Unless its heavy multi core workloads it doesn't make any difference - if they can handle 125W they can power a 14900K for a gaming only system
Intel Core i9-14900K Raptor Lake Tested at Power Limits Down to 35 W - Minimum FPS | TechPowerUp
Excuse the ugly MS paint, this is only to express the concept without a solid wall of text.
Once you know the wattage a motherboards VRM's can sustain, is TPU's existing testing enough to compare to? If not, why not?
Knowing the wattage a board can sustain lets us know what CPU's run on it problem free, can we simply compare to the measured power consumption of compatible CPUs?
Fictional example below
Intel 12/13/14th gen would be included only, as the compatible CPUs.
With this fictional example above, it'd be easy to judge that as enough for any gaming system - even with a 14900k.
Anyone wanting unlocked power limits instead of stock for multi-threaded workloads, would want to look elsewhere or actively cool those VRMs.
VRM efficiency is part of the reviews, I've already found some waste 20% and up as heat meaning the higher the wattage the worse they do - VRM efficiency is easy to rate and compare separately to temperatures.
Question 1 to you guys:
Is synthetic testing of the VRM's to find a motherboards power limits enough to compare to the existing CPU benchmarks?
If not, what *exactly* do you think should be tested and why - program/game examples needed, and a reason why they need re-testing.
RAM testing is simple since it's not about overclocking.
This is all about the out of the box experience here, not manual RAM overclocking.

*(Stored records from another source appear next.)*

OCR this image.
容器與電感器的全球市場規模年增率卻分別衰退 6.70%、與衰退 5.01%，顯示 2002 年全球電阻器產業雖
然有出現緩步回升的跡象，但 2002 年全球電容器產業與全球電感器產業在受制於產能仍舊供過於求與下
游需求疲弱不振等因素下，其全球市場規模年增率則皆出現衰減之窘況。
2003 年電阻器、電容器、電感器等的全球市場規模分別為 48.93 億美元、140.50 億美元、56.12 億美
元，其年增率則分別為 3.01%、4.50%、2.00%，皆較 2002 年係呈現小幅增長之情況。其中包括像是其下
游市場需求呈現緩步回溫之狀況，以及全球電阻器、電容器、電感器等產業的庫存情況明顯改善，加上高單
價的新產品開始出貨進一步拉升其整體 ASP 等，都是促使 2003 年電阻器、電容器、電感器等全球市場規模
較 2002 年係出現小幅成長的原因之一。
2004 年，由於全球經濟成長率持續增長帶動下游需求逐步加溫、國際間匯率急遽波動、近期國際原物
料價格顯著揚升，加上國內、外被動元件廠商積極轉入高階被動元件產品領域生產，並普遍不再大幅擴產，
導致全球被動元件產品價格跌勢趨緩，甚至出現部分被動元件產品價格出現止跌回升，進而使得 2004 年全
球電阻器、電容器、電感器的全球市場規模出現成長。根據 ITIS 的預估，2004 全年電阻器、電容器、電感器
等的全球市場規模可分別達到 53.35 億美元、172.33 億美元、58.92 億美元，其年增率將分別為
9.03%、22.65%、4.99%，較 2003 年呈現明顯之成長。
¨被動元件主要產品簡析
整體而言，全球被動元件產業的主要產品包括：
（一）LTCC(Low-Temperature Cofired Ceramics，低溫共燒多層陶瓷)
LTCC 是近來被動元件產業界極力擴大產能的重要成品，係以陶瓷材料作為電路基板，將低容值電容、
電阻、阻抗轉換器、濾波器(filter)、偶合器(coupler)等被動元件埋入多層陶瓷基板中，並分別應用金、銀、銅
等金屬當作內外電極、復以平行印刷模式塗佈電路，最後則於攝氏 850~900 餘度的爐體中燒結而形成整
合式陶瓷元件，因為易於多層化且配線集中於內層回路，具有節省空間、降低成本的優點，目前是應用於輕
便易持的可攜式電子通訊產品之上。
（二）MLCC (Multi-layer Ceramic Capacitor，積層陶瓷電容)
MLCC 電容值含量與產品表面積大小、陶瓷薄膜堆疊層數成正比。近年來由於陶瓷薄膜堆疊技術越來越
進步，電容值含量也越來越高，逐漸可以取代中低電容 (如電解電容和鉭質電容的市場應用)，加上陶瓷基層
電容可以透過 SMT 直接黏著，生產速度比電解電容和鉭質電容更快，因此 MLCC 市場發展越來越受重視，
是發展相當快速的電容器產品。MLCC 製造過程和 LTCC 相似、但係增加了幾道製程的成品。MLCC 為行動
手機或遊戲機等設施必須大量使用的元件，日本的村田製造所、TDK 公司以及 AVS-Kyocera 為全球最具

I've got plenty fast DDR5 to test their limits with.
Once those limits are found, however...
Question 2: AIDA64 is an obvious inclusion, what RAM Bandwidth/latency sensitive games/programs matter the most to you?
With the manual effort of swapping the RAM sticks and recovering from failed boots and such, this really wastes a ton of time so simpler is better
Question 3: What parts of the *chipset* matters to you, for focused testing?
Intel and AMD both include more and more of current systems within the CPU itself from integrated graphics to SATA ports and PCI-E lanes direct to CPU's and M.2 slots - these are not part of the motherboard.
Modern chipsets are almost just PCI-E switch to spread the bandwidth between lower priority components, and it seems that very few people care about things like networking and onboard audio since it's easy to find reviews on those specific components elsewhere, or outright replace them.
I do intend to test USB 3.2/4.0 performance with external NVME drives where possible, but USB 4.0 is so new they're hard to get access to at this time.
NVME testing will be done to compare CPU lanes vs chipset to look for a bottleneck.